# Removing old Brompton Handlebar Grips



## MossCommuter (10 Sep 2015)

This might be a know-how thread but it's kind-of Brompton specific so I'll start here...

Does anyone have any tips for non-destructive removal of the handlebar grips off an older Brompton? These are not the "modern" foam ones but they're some kind of tough, hard plastic and seem to stuck fast and possibly bonded on. I do have replacement foam ones to put on so destructive removal would not be a big issue so long as the bars were not damaged and were left in a state fit to accept the new foam grips I bought.


----------



## User6179 (10 Sep 2015)

Pour some boiling water out the kettle over them one at a time , wear some gloves to protect your hands , the heat should make them expand and go loose .


----------



## Milkfloat (10 Sep 2015)

If that fails - try WD40/GT85, you should be able to slot the straw in at least a tiny bit.


----------



## Kell (10 Sep 2015)

If they're anything like the foam ones, then they seem to be glued on.

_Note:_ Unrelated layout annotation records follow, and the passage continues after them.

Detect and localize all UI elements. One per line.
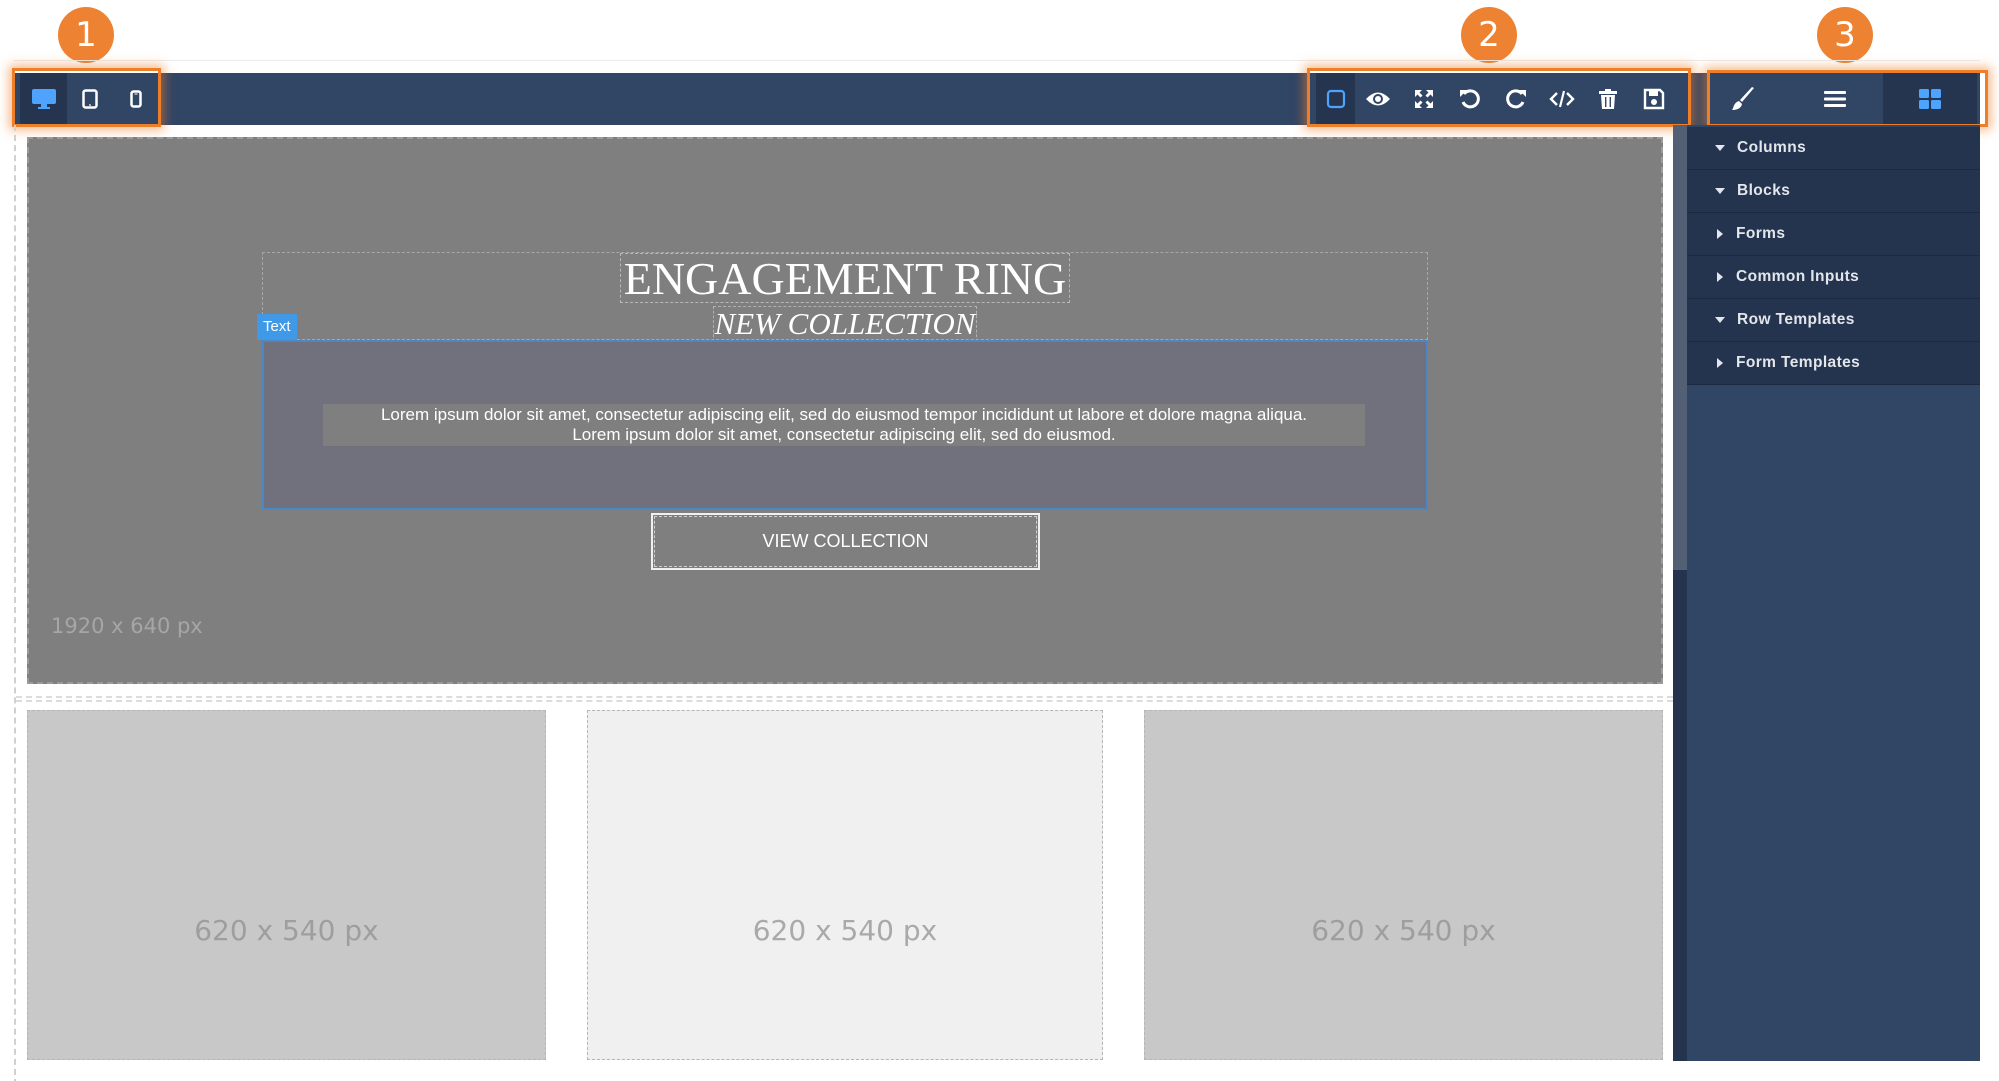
hero-image-size-label: 1920 x 640 px: [51, 614, 203, 638]
image-size-label: 620 x 540 px: [1311, 914, 1496, 947]
top-divider: [14, 60, 1980, 61]
callout-frame-actions-toolbar: [1307, 68, 1691, 127]
hero-body-text[interactable]: Lorem ipsum dolor sit amet, consectetur …: [323, 404, 1365, 446]
caret-right-icon: [1717, 358, 1723, 368]
body-line-1: Lorem ipsum dolor sit amet, consectetur …: [380, 405, 1308, 424]
image-placeholder-3[interactable]: 620 x 540 px: [1144, 710, 1663, 1060]
block-category-label: Row Templates: [1737, 311, 1855, 328]
body-line-2: Lorem ipsum dolor sit amet, consectetur …: [572, 425, 1116, 444]
callout-badge-1: 1: [58, 7, 114, 63]
image-size-label: 620 x 540 px: [752, 914, 938, 947]
block-category-forms[interactable]: Forms: [1687, 213, 1980, 256]
block-category-blocks[interactable]: Blocks: [1687, 170, 1980, 213]
callout-badge-2: 2: [1461, 7, 1517, 63]
block-category-label: Common Inputs: [1736, 268, 1860, 285]
callout-frame-panel-tabs: [1707, 70, 1988, 127]
block-category-label: Columns: [1737, 139, 1807, 156]
block-category-row-templates[interactable]: Row Templates: [1687, 299, 1980, 342]
block-category-common-inputs[interactable]: Common Inputs: [1687, 256, 1980, 299]
image-size-label: 620 x 540 px: [194, 914, 379, 947]
hero-subtitle[interactable]: NEW COLLECTION: [713, 306, 977, 342]
block-category-label: Form Templates: [1736, 354, 1861, 371]
callout-frame-device-toolbar: [12, 68, 161, 127]
row-separator: [16, 696, 1673, 702]
block-category-columns[interactable]: Columns: [1687, 127, 1980, 170]
image-placeholder-1[interactable]: 620 x 540 px: [27, 710, 546, 1060]
block-category-label: Blocks: [1737, 182, 1791, 199]
selected-component-badge: Text: [257, 314, 297, 340]
block-category-label: Forms: [1736, 225, 1786, 242]
caret-right-icon: [1717, 229, 1723, 239]
block-category-form-templates[interactable]: Form Templates: [1687, 342, 1980, 385]
caret-down-icon: [1715, 145, 1725, 151]
canvas-scrollbar-thumb[interactable]: [1673, 125, 1687, 570]
hero-title[interactable]: ENGAGEMENT RING: [620, 253, 1070, 304]
view-collection-button[interactable]: VIEW COLLECTION: [651, 513, 1040, 570]
caret-right-icon: [1717, 272, 1723, 282]
caret-down-icon: [1715, 188, 1725, 194]
caret-down-icon: [1715, 317, 1725, 323]
callout-badge-3: 3: [1817, 7, 1873, 63]
image-placeholder-2[interactable]: 620 x 540 px: [587, 710, 1103, 1060]
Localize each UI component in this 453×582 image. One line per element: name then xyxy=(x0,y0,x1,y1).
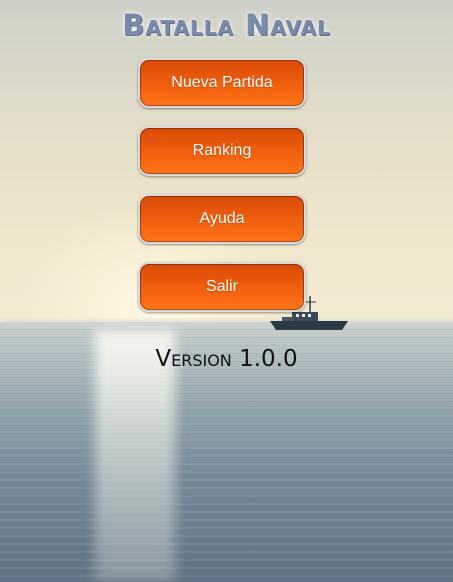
new-game-button[interactable]: Nueva Partida xyxy=(138,58,306,108)
ranking-button[interactable]: Ranking xyxy=(138,126,306,176)
game-title: Batalla Naval xyxy=(122,8,331,42)
version-text: Version 1.0.0 xyxy=(155,346,298,372)
horizon xyxy=(0,320,453,326)
help-button[interactable]: Ayuda xyxy=(138,194,306,244)
help-button-label: Ayuda xyxy=(199,210,245,227)
exit-button-label: Salir xyxy=(205,278,238,295)
ranking-button-label: Ranking xyxy=(192,142,252,159)
exit-button[interactable]: Salir xyxy=(138,262,306,312)
new-game-button-label: Nueva Partida xyxy=(171,74,273,91)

I took mine off so I could remove the bars and had to cut the foam to remove. As I wasn't going to reuse the bars or grips I wasn't worried.

Worth trying the WD40 first though.


----------



## GlasgowGaryH (10 Sep 2015)

I have used a hairdryer in the past to remove stubborn grips


----------



## shouldbeinbed (10 Sep 2015)

Kell said:


> If they're anything like the foam ones, then they seem to be glued on. I took mine off so I could remove the bars and had to cut the foam to remove. As I wasn't going to reuse the bars or grips I wasn't worried.
> 
> Worth trying the WD40 first though.


Likewise with the foam grips, a line of glue keeping them on. I cut them off, cleaned off the gunk & the bars were fine.

@MossCommuter why do you want to put foam ones on? I've found standard rubber grips, cheapo Halfords bolt on's, far more comfy than the Brommy foam ones.


----------



## MossCommuter (12 Sep 2015)

Thanks everyone.

I pulled them, twisted them, warmed them, wet them, lubed them, reasoned with them, shouted at them, threatened them and ultimately hacked them off with a sharp knife

Job's a good un


----------